Almost uniquely among restaurant critics, N.N. Kettering employed no assistants. He ate lunch and dinn
er out seven days and nights a week. Sometimes breakfast, too. Food was his life. He had never married, never even had a girlfriend – or boyfriend. And he always paid for every meal in crisp, new banknotes. He never accepted anything free.
He never tipped.
He felt fulfilled. As if he had been put on this planet to be the custodian of its restaurants’ standards. He was married to tomorrow’s restaurants. His reviews were his babies.
Once, early in his career, in a rare interview, he declared, ‘The best number for dinner is two – myself and a good waiter.’
But not on the thirteenth of any month.
On the thirteenth of any month, it all changed.
From as far back in his life as he could remember, N.N. Kettering had been a triskaidekaphobic. He had a morbid fear of the number thirteen. And the worst possible date was a Friday the thirteenth. Because not only was he a triskaidekaphobe, he was also a paraskavedekatriaphobe.
Someone who has a total fear of the date Friday the thirteenth.
He knew that the number thirteen was out to get him. It was around him all the time. It was there on car number plates. It lurked in the number of grains in the breakfast cereals he ate. In the number of berries he added to his cereal.
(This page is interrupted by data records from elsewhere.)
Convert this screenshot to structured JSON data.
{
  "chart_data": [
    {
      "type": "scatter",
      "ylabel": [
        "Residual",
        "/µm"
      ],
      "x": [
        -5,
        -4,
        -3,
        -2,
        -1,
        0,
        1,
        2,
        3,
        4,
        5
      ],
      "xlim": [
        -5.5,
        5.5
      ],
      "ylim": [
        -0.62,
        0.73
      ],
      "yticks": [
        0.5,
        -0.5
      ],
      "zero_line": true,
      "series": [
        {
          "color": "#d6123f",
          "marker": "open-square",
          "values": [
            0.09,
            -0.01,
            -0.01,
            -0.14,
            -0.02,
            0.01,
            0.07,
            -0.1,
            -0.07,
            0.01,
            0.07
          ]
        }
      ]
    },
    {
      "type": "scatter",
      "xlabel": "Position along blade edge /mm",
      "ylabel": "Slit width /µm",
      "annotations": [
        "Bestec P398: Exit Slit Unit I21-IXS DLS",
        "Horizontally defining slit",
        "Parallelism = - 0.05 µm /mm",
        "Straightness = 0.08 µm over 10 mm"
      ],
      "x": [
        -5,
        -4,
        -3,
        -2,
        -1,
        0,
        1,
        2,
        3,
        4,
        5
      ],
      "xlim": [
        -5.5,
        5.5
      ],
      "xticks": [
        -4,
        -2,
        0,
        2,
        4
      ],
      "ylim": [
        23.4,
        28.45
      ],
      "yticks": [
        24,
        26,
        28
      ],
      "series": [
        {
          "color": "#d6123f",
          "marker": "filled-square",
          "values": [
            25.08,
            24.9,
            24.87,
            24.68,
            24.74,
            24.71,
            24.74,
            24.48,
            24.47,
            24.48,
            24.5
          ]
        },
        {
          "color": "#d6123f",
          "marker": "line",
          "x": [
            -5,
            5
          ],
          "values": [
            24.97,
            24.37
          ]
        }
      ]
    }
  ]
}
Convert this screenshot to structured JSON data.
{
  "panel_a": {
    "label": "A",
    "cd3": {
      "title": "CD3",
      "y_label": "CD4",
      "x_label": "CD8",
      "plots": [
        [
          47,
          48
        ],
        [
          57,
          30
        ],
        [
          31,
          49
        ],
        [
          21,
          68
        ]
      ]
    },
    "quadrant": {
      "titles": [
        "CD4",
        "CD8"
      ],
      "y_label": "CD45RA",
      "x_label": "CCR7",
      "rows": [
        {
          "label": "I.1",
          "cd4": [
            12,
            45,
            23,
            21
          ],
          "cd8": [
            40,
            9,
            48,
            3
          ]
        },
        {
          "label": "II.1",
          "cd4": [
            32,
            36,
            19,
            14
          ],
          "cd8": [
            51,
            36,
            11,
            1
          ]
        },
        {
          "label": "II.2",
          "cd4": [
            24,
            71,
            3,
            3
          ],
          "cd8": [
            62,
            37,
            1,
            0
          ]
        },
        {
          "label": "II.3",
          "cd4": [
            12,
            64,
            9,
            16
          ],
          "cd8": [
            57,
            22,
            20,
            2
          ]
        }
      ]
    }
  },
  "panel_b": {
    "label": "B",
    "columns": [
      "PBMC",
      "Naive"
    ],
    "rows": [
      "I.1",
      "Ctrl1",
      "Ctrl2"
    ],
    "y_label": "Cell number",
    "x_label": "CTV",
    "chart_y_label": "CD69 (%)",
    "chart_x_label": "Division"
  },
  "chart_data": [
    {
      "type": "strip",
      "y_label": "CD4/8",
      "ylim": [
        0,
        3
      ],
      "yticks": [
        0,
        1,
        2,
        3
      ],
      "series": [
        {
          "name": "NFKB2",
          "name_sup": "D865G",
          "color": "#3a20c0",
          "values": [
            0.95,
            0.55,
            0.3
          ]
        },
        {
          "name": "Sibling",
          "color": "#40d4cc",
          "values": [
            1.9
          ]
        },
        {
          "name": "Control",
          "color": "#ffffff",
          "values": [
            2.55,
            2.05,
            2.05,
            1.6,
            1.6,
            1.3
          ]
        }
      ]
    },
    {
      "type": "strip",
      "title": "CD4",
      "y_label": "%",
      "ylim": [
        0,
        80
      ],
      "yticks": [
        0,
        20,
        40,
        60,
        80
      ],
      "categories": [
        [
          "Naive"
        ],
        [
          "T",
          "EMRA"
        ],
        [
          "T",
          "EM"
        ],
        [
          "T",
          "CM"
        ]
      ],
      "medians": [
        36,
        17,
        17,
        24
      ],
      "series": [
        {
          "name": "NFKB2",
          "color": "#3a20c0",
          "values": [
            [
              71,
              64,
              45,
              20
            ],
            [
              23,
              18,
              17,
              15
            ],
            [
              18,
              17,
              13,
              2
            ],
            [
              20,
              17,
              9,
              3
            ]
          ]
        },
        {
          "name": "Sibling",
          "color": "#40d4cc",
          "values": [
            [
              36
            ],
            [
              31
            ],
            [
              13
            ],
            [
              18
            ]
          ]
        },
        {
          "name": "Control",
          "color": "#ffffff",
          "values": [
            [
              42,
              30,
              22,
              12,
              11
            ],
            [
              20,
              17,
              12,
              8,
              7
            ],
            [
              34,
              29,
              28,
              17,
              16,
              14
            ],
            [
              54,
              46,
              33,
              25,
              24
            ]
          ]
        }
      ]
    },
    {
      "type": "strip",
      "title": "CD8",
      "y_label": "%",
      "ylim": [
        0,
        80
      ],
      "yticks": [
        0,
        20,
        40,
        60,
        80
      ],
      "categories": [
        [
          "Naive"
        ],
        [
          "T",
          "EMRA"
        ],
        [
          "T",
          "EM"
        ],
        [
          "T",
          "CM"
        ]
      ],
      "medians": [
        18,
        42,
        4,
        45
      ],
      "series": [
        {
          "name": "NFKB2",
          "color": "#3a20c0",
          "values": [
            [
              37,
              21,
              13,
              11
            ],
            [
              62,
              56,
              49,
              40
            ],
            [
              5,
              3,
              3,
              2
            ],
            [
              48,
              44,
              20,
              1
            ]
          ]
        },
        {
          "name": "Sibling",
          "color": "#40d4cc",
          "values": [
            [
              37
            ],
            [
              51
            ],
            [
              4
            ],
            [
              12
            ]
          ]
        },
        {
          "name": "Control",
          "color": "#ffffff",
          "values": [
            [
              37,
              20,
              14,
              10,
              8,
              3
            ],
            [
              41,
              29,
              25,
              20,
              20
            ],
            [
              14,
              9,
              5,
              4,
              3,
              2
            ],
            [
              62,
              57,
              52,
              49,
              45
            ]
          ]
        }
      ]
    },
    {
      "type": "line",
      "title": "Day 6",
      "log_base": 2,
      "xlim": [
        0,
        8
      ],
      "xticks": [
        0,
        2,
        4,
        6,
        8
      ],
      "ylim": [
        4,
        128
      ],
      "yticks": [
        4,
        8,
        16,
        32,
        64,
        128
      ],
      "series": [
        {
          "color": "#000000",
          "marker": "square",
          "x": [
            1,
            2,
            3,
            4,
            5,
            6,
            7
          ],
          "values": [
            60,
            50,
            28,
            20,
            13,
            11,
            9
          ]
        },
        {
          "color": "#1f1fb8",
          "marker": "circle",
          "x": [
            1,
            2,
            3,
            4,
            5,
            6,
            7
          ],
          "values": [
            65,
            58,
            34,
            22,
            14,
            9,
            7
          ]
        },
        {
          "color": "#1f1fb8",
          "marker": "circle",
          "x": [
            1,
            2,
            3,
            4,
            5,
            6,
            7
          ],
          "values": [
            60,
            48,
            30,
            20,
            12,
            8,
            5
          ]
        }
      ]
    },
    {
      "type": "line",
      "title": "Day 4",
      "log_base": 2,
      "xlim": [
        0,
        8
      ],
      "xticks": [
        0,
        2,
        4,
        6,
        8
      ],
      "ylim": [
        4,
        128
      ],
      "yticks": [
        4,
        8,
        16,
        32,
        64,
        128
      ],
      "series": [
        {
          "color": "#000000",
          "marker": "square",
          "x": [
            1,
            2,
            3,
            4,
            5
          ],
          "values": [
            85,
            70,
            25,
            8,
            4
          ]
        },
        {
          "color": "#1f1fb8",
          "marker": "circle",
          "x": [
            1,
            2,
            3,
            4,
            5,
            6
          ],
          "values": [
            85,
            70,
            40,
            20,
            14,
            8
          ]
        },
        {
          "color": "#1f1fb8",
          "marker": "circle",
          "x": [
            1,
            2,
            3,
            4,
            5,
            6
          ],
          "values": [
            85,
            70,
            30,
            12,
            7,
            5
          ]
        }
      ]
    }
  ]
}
In the number of mouthfuls he took to eat his breakfast, and his lunch, and his dinner. In the number of steps he would take from a taxi to the restaurant. In the number of steps from the front door of the restaurant to his table.
He would never sit at table thirteen. He would never choose the thirteenth item on a menu. Nor on a wine list. Nor anything that was a multiple of thirteen.
Whenever it was a Friday the thirteenth, he would prepare himself in advance. All kinds of danger lurked out in the world. So it was best not to risk it. Stay home. But home was dangerous, too. He had read that the place where you were most likely to die was in your own home, especially your kitchen. So, on every Friday the thirteenth he stayed in bed, in his small flat in London’s Notting Hill. The night before, he prepared everything he would need up until midnight the following day. He would spend the time reading, and watching television– mostly food programmes – and visiting, anonymously of course, a number of networking sites and online discussion groups about restaurants.